Minerbi era nato a Roma il 3 agosto 1929 da Arturo, un ebreo di origine ferrarese e Fanny Ginzburg, nata a Byalistok in Polonia. Quando aveva 11 anni, nel 1940, pochi mesi dopo l’invasione tedesca della Polonia, la madre Fanny si recò a Varsavia per portare in salvo, a Roma, i suoi genitori. Fu un fatto determinante per la madre Fanny avere assistito alla brutalità nazista che ebbe conseguenze sulla vita della famiglia ed in particolare su quella del giovane Sergio. Infatti, quando il 16 ottobre del 1943 I nazisti iniziarono la razzia nel ghetto di Roma che vide la deportazione di più di mille ebrei ad Auschwitz, due giorni dopo, dal collegio militare dove erano stati radunati, proprio sotto le finestre di Pio XII, la famiglia decise di lasciare la loro casa al numero 24 di Via Ravenna per rifugiarsi a casa di amici cattolici. La madre temeva per la vita del figlio, perciò decise un nascondiglio più sicuro per Sergio, rivolgendosi a don Alessando Di Pietro nella sua qualità di direttore dell’Istituto San Leone Magno, situato in via Montebello 124. Il superior accolse Sergio tra i 900 allievi presenti in istituto. La scuola cattolica traeva la propria identità dal carisma religioso marista, trasmesso da san Marcellino Champagnat. Secondo quanto è riportato dallo Yad Vashem, durante la sua permanenza al San Leone Magno, Minerbi fu ben trattato, senza ricevere vere pressioni per convertirsi, malgrado ogni mercoledì, nel pomeriggio, incontrasse un prete che gli dava lezioni private di religione. Pur giovanissimo, la sua identità ebraica era rimasta salda, la sua capacità introspettiva eccezionale, tanto che, pur senza parole, Sergio era consapevole che tra gli alunni dell’istituto c’erano altri ragazzi ebrei, soprattutto italiani, con altri rifugiati provenienti dalla Germania, dalla Francia e dal Belgio.

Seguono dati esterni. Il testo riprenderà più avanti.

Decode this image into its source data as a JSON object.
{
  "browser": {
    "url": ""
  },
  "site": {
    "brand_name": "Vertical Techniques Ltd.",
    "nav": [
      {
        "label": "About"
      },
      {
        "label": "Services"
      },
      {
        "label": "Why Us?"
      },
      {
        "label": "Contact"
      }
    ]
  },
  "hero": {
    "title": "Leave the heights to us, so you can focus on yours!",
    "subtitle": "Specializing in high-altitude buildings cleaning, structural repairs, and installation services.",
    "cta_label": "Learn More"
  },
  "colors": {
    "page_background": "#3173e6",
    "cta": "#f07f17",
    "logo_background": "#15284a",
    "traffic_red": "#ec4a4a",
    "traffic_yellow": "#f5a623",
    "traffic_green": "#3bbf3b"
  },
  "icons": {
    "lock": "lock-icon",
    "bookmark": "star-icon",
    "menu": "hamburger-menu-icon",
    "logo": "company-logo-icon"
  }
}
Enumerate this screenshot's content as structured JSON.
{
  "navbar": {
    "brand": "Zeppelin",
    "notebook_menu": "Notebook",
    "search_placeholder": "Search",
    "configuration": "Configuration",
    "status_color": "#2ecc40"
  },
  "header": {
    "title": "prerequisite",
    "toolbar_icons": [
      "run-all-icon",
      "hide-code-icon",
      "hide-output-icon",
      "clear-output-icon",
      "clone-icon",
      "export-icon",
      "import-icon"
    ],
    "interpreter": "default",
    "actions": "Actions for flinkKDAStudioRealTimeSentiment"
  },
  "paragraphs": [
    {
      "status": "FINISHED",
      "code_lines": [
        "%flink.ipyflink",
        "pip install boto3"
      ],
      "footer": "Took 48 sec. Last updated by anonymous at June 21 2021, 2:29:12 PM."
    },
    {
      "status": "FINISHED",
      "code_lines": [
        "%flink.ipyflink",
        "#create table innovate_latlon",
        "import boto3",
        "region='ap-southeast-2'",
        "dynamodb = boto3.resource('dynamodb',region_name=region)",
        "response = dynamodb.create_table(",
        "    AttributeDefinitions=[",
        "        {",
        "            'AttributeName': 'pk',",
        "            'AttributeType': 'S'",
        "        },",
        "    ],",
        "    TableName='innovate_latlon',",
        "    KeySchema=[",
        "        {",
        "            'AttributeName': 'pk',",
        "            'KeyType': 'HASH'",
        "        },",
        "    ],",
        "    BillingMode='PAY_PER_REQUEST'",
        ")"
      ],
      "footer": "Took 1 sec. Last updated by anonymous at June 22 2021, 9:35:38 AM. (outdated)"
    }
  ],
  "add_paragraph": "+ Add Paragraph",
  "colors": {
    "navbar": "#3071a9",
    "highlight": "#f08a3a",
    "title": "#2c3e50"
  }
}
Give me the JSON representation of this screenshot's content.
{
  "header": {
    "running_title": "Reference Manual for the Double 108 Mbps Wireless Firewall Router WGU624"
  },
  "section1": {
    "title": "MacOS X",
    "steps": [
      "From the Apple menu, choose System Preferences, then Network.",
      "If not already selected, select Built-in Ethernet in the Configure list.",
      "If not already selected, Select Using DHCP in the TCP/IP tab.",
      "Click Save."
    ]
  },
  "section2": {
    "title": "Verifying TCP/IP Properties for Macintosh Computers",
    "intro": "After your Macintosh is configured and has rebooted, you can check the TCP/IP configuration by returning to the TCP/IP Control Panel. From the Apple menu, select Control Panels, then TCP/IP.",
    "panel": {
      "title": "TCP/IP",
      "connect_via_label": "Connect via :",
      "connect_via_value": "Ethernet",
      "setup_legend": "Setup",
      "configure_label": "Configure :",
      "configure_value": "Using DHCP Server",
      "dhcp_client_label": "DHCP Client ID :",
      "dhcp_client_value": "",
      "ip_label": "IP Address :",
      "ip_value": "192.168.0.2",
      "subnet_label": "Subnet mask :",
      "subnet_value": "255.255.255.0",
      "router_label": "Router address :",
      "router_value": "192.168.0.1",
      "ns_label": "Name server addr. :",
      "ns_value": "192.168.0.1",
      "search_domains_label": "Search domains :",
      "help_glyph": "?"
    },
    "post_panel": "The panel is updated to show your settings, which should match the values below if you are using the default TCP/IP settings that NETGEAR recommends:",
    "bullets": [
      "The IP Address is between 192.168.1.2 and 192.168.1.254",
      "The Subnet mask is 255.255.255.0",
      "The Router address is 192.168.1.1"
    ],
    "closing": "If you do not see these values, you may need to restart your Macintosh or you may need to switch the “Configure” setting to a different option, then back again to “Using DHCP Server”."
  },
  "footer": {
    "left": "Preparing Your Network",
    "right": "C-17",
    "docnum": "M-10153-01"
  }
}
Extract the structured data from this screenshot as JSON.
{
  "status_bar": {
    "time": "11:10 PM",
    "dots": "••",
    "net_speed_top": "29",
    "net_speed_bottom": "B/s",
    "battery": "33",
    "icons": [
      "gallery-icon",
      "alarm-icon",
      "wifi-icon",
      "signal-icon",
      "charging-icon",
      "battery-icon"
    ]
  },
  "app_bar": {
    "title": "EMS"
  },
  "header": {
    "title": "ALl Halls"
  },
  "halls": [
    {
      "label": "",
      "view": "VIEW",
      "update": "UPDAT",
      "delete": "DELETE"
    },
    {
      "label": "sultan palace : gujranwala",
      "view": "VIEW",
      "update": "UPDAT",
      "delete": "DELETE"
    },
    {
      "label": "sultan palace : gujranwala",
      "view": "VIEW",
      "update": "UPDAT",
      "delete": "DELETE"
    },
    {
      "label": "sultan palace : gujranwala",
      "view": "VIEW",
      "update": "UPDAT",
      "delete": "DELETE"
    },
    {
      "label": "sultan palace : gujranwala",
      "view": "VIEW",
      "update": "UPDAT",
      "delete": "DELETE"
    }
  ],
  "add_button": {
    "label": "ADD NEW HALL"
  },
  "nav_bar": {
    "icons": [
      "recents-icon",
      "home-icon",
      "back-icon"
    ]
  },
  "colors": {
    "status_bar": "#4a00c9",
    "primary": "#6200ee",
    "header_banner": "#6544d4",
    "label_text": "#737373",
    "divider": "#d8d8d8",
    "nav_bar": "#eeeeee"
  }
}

I ragazzi ebrei frequentavano le lezioni, mescolandosi agli altri ragazzi dell’istituto e condividendo la vita del collegio, mangiando e dormendo nelle stesse camerate. Sergio rimase al San Leone Magno fino alla liberazione di Roma, il 4 giugno 1944, mentre i suoi genitori, Arturo e Fanny, e i suoi nonni trovarono rifugio, sempre in città, nelle case di amici e conoscenti, sopravvivendo alle persecuzioni naziste. Il 16 luglio 2001, Yad Vashem riconobbe Don Alessandro Di Pietro, allora novantatreenne, come Giusto tra le nazioni. Secondo il rapporto di don Di Pietro.

Nel 1947 Minerbi, dopo essersi unito al movimento dei chalutzim (pionieri), emigrò in Israele, nel kibbutz Ruhama, nel Nord del Negev, dove rimase fino al 1956, per poi trasferirsi a Gerusalemme. Nel 1961, cominciò a lavorare per il ministero degli Esteri israeliano, dove rimase fino al 1989, e dove ricoprì diversi incarichi. Dal 1978 al 1983, Minerbi fu ambasciatore di Israele presso la Comunità europea (oggi Unione europea), Belgio e Lussemburgo. Nel 1961 coprì il processo Eichmann per la televisione italiana e in seguito pubblicò un libro sul processo. Fu autore di 11 libri e più di 100 articoli accademici, molti dei quali su ciò che più aveva a cuore: i rapporti tra il Vaticano e gli ebrei.